Ive had that exact same feeling since my iPad 1's life was effectively ended by software updates. It was the quickest device to become obsolete I've ever owned.
I inherited one after never owning a tablet. I was able to turn it into a Plex video-viewing device after jailbreaking and figuring out what the latest supported version of Plex is and it works great for that.
Of course for web browsing in general it's pretty unusable.
As someone who had to develop for that thing - it was underpowered from day 1. iPhone 3GS hardware with 5x the number of pixels to push and higher expectations on software capability? It was never going to work.
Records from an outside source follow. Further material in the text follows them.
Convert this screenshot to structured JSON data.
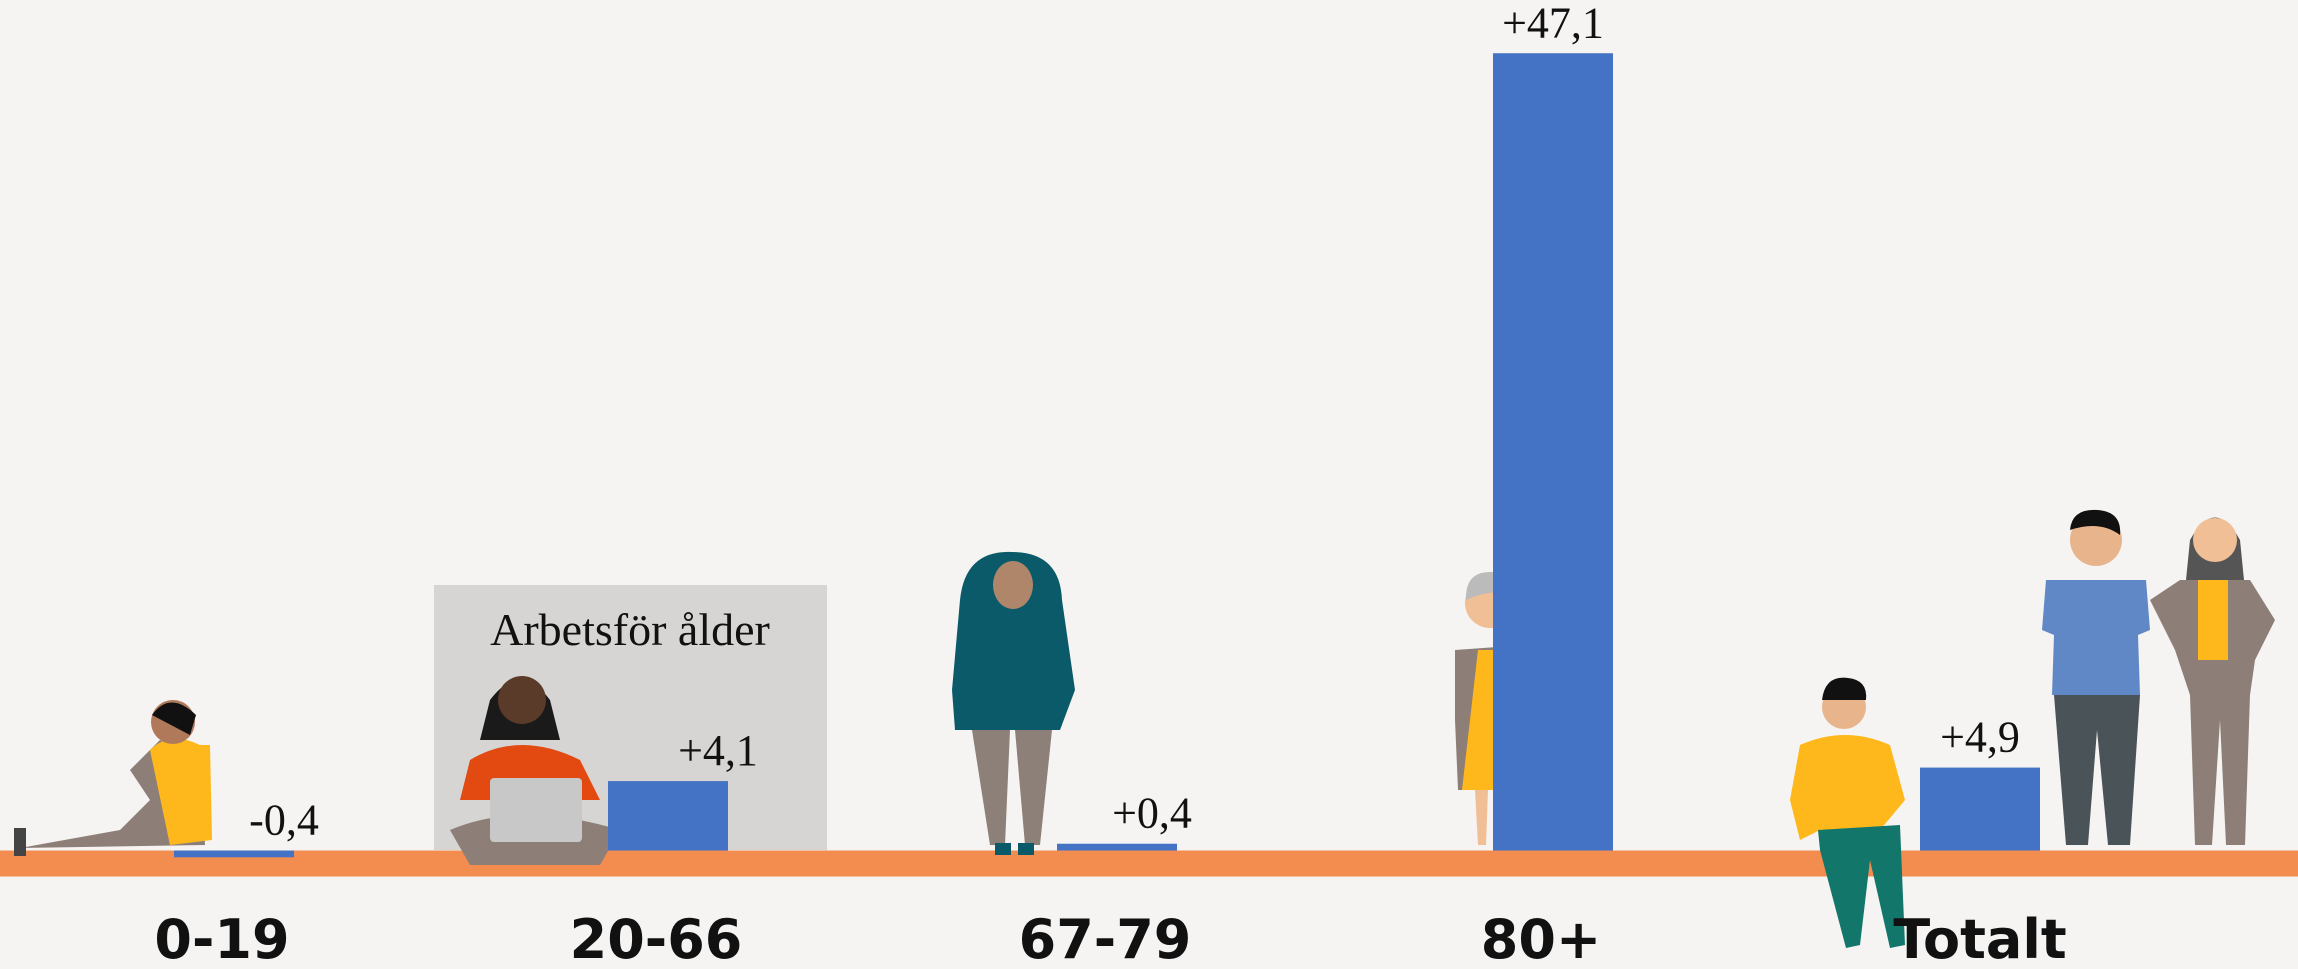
{
  "chart_data": {
    "type": "bar",
    "categories": [
      "0-19",
      "20-66",
      "67-79",
      "80+",
      "Totalt"
    ],
    "values": [
      -0.4,
      4.1,
      0.4,
      47.1,
      4.9
    ],
    "value_labels": [
      "-0,4",
      "+4,1",
      "+0,4",
      "+47,1",
      "+4,9"
    ],
    "color": "#4472c4",
    "baseline_color": "#f28c4f",
    "annotation": "Arbetsför ålder",
    "ylim": [
      -7,
      48
    ]
  }
}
The phrase "reduce reuse recycle" is actually a pyramid of effectiveness. The best thing is to reduce your consumption entirely, which in this case translates to not producing or buying new hardware you don't need.
I split "reuse" into "repair" and "repurpose", so that I can put "repair" before "reduce".
I think a product designed to be repairable indefinitely is less wasteful than one that has half as much mass but needs to be completely recycled whenever any critical part fails.
I would dearly love to have a standard laptop form factor, even if means cases would be 5cm thick when closed and 2kg without its innards. If there were a laptop case standard, it would be a whole lot easier to manage repair parts and 3rd party upgrades.
We definitely need a strong reduction in the introduction of new technology that replaces old, still working hardware. This is so wasteful. Along with this, we need centrally planned production of consumer goods to control the pace of change and prevent overproduction, and these goods need to be have government set prices to insure that everyone can afford them.